Dear BioC team,
I am trying to leverage the power of Rsamtools
to summarize reads in a number of ways. For instance, read length (seq) of reads mapping to certain genes. Here is simplified version of one my functions:
library("Rsamtools")
get_seq_lengths <- function(bamPath, coordinates = NULL){
if (!is.null(coordinates)){
param1 <- ScanBamParam(
which = coordinates,
what = c("seq")
)
} else {
param1 <- ScanBamParam(
what=c("seq")
)
}
seq_width <- scanBam(bamPath, param = param1)
seq_width <- width(seq_width[[1]]$seq)
tmp <- as.data.frame(table(seq_width))
tmp$Bam <- bamPath
return(tmp)
}
system.time(res <- get_seq_lengths(bam1))
user system elapsed
2.572 0.084 9.688
sum(Rsamtools::idxstatsBam(file = bam1)$mapped)
2592550
This process is actually quite fast (and memory efficient) if applied to the entire bam file.

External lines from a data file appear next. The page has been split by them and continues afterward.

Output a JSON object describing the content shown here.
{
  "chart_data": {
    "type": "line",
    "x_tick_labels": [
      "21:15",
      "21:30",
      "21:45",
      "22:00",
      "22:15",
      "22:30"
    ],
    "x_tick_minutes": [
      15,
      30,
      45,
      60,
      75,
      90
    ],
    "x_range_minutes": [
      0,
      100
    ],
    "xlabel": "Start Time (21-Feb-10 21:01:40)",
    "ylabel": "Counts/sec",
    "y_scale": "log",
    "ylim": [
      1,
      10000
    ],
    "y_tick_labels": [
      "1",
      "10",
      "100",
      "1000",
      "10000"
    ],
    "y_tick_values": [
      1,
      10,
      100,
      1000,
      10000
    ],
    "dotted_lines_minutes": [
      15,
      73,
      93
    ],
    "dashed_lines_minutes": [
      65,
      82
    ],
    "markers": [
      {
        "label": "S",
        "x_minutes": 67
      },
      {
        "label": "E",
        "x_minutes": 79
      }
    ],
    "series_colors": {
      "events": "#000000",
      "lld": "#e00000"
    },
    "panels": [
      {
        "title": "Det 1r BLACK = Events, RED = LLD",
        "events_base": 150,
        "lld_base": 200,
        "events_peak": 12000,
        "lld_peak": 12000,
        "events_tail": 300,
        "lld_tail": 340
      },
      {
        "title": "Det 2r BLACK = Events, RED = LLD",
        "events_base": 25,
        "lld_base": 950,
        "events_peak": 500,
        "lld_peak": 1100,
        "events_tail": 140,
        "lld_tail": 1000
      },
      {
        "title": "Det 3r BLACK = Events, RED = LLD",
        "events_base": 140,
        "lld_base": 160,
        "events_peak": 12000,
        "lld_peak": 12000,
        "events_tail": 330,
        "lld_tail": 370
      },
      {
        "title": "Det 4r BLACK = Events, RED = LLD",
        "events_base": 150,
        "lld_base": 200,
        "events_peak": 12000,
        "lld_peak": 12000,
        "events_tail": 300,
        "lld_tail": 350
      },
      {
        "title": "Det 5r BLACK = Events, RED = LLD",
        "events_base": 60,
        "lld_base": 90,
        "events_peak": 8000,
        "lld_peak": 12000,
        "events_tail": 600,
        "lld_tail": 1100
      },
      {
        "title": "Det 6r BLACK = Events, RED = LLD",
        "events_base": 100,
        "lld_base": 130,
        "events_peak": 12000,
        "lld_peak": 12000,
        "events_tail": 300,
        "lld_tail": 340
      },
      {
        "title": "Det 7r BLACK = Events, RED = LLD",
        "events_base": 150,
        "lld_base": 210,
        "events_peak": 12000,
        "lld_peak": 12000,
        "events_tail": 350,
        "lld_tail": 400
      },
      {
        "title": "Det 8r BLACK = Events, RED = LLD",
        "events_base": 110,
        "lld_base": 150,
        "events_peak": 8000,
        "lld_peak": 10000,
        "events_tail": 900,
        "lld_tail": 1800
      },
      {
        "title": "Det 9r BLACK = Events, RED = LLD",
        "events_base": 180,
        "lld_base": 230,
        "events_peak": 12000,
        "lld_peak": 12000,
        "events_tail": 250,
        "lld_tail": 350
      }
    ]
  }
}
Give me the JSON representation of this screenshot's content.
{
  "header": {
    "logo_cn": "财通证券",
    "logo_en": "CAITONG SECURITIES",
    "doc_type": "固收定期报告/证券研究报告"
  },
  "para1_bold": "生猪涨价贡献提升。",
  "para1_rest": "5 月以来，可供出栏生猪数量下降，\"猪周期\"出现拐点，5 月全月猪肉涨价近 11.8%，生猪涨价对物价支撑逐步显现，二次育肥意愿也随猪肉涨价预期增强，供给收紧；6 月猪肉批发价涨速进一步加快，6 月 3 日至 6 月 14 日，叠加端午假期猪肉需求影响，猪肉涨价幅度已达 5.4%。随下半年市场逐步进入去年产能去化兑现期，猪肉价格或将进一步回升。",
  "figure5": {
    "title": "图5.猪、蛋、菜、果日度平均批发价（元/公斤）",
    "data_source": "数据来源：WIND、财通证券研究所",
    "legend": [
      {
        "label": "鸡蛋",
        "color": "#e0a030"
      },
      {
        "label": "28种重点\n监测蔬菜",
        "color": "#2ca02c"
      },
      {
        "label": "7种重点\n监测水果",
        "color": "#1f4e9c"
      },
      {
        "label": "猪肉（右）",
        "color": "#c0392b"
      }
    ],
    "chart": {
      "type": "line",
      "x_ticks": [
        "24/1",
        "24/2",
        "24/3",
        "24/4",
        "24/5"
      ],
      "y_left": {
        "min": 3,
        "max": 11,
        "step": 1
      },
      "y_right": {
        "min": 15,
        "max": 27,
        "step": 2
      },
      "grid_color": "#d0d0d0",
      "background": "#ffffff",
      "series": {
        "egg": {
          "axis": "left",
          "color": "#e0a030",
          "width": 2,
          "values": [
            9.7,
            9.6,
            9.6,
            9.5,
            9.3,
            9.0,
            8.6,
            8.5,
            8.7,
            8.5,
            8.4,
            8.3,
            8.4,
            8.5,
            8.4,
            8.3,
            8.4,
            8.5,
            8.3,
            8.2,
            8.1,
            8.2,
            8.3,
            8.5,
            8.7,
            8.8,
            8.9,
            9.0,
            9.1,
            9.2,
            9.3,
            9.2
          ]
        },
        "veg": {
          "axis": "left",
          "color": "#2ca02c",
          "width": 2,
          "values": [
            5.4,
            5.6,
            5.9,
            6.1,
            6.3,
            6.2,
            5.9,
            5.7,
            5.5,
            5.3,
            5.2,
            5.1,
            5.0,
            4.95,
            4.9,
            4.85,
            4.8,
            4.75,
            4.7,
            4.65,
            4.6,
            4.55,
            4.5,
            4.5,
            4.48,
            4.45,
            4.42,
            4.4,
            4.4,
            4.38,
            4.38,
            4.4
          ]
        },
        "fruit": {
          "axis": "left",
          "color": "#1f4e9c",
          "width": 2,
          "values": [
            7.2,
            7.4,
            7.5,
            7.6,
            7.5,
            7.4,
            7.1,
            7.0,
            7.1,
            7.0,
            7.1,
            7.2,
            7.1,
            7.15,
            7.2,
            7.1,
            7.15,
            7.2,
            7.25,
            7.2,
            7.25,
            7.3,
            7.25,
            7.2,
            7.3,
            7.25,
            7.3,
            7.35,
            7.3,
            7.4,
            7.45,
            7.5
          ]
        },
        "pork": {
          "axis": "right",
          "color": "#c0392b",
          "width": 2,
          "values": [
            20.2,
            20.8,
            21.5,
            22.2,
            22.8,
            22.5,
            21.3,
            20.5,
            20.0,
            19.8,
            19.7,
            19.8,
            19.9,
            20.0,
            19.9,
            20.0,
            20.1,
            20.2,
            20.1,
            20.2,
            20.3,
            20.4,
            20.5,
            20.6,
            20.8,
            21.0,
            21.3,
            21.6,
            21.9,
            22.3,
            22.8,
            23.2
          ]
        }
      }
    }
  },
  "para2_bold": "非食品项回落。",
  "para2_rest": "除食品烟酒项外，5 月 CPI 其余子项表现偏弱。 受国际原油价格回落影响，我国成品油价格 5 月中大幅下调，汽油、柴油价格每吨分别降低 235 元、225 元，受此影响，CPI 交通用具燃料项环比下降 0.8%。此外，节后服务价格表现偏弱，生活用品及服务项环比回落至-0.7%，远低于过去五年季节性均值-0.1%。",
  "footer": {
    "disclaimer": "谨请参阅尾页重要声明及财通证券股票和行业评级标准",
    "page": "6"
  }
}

However, when filtering using genomic coordinates it is (1) very slow (see bellow for a test with 100.000 coordinates, Granges
object) or (2) eat up all the memory (8GB) and eventually crash if all the genomic locations are used (~3M).
system.time(
get_seq_lengths(
bam1,
coordinates = repeats_loc[1:10^5,]
)
)
user system elapsed
80.488 0.348 80.913
repeats_loc
GRanges object with 2442918 ranges and 3 metadata columns:
seqnames ranges strand | type gene_id
<Rle> <IRanges> <Rle> | <factor> <character>
[1] chr1 1-397 - | exon DNA-3-1_DR
[2] chr1 403-462 + | exon L2-5_DRe
[3] chr1 460-532 + | exon hAT-N25_DR
[4] chr1 469-614 + | exon DNA25TWA1_DR
[5] chr1 625-1027 + | exon L2-5_DRe
... ... ... ... . ... ...
[2442914] chrUn_KN150713v1 12946-13006 - | exon Gypsy13-I_DR
[2442915] chrUn_KN150713v1 13009-13341 - | exon ENSPM-2N_DR
[2442916] chrUn_KN150713v1 13211-13370 + | exon hAT-N79_DR
[2442917] chrUn_KN150713v1 13606-13668 - | exon Gypsy13-LTR_DR
[2442918] chrUn_KN150713v1 13927-14167 + | exon HE1_DR1
gene_biotype
<character>
[1] <NA>
[2] <NA>
[3] <NA>
[4] <NA>
[5] <NA>
... ...
[2442914] <NA>
[2442915] <NA>
[2442916] <NA>
[2442917] <NA>
[2442918] <NA>
-------
seqinfo: 1061 sequences from an unspecified genome; no seqlengths
My question is if there is a way to optimize this process?
sessionInfo()
R version 3.5.1 (2018-07-02)
Platform: x86_64-pc-linux-gnu (64-bit)
Running under: Ubuntu 16.04.5 LTS
Matrix products: default
BLAS: /usr/lib/libblas/libblas.so.3.6.0
LAPACK: /usr/lib/lapack/liblapack.so.3.6.0
locale:
[1] LC_CTYPE=en_US.UTF-8 LC_NUMERIC=C
[3] LC_TIME=de_DE.UTF-8 LC_COLLATE=en_US.UTF-8
[5] LC_MONETARY=de_DE.UTF-8 LC_MESSAGES=en_US.UTF-8
[7] LC_PAPER=de_DE.UTF-8 LC_NAME=C
[9] LC_ADDRESS=C LC_TELEPHONE=C
[11] LC_MEASUREMENT=de_DE.UTF-8 LC_IDENTIFICATION=C
attached base packages:
[1] stats4 parallel stats graphics grDevices utils datasets
[8] methods base
other attached packages:
[1] rtracklayer_1.40.4 scales_1.0.0 ggplot2_3.0.0
[4] data.table_1.11.4 Rsamtools_1.32.2 Biostrings_2.48.0
[7] XVector_0.20.0 GenomicRanges_1.32.6 GenomeInfoDb_1.16.0
[10] IRanges_2.14.10 S4Vectors_0.18.3 BiocGenerics_0.26.0
loaded via a namespace (and not attached):
[1] Rcpp_0.12.18 pryr_0.1.4
[3] compiler_3.5.1 pillar_1.2.3
[5] plyr_1.8.4 bindr_0.1.1
[7] bitops_1.0-6 tools_3.5.1
[9] zlibbioc_1.26.0 lattice_0.20-35
[11] tibble_1.4.2 gtable_0.2.0
[13] pkgconfig_2.0.1 rlang_0.2.2
[15] Matrix_1.2-14 DBI_1.0.0
[17] DelayedArray_0.6.1 bindrcpp_0.2.2
[19] GenomeInfoDbData_1.1.0 stringr_1.3.1
[21] withr_2.1.2 dplyr_0.7.6
[23] grid_3.5.1 tidyselect_0.2.4
[25] Biobase_2.40.0 glue_1.3.0
[27] R6_2.2.2 RMySQL_0.10.15
[29] XML_3.98-1.15 BiocParallel_1.14.2
[31] purrr_0.2.5 magrittr_1.5
[33] codetools_0.2-15 matrixStats_0.53.1
[35] GenomicAlignments_1.16.0 SummarizedExperiment_1.10.1
[37] assertthat_0.2.0 colorspace_1.3-2
[39] stringi_1.2.4 RCurl_1.95-4.11
[41] lazyeval_0.2.1 munsell_0.5.0
Sorry for the belated reply, but working on other things got in the way. Thank your for the clarification regarding the separate call for each range - I had no idea it worked that way. For now I am sticking with GenomicAlignments followed by GR. Memory might be an issue down the line, but having reads being report multiple times is also less than ideal.